Ce que la plupart des gens ignorent, c'est que cette problématique reste très peu enseignée dans les facultés de médecine. Un futur praticien passe dix ans à apprendre la pharmacologie, la sémiologie, les protocoles thérapeutiques. Personne ne lui explique vraiment comment gérer un patient qui refuse de payer, insulte l'assistante ou ne se présente jamais à l'heure. Résultat : beaucoup de jeunes médecins qui s'installent en cabinet libéral découvrent cette réalité brutalement, sans outils.
L'analogie avec le logeur indélicat n'est pas anodine. Dans le droit français, un logeur indélicat est celui qui manque à ses obligations contractuelles envers son locataire, que ce soit par négligence, mauvaise foi ou abus de position. Transposé à la médecine, le schéma s'inverse : c'est parfois le patient qui adopte ce rôle, en exploitant la relation de soin à son avantage, en multipliant les demandes abusives ou en refusant de respecter les règles élémentaires du cabinet.
Pour le praticien, les conséquences sont directes sur la qualité des soins. Un médecin stressé par des comportements irrespectueux prend moins le temps d'écouter, risque davantage de faire des erreurs d'inattention, et finit par développer une fatigue professionnelle qui nuit à tous ses patients.

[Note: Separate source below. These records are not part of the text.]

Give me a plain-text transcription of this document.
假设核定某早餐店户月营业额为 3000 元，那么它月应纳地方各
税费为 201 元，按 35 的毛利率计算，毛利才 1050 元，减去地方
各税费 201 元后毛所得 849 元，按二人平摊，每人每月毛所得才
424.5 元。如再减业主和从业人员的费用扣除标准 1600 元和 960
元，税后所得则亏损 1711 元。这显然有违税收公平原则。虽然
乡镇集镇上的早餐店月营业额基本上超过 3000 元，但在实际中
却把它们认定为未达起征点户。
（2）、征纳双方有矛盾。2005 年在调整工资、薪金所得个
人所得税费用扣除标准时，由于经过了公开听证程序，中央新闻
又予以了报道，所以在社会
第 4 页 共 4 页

Les défis structurels qui fragilisent le médecin face aux patients difficiles
98 % des généralistes franciliens rapportent des difficultés avec l'adressage aux spécialistes. Ce chiffre, issu de données publiées en novembre 2018, illustre une réalité quotidienne : le médecin de ville se retrouve seul face à des situations complexes, sans filet de sécurité. Attendre un an pour un dermatologue ou un ophtalmologue, 18 mois pour un pédopsychiatre afin d'obtenir un simple bilan de TDAH, ce sont des délais qui génèrent une pression considérable sur le généraliste.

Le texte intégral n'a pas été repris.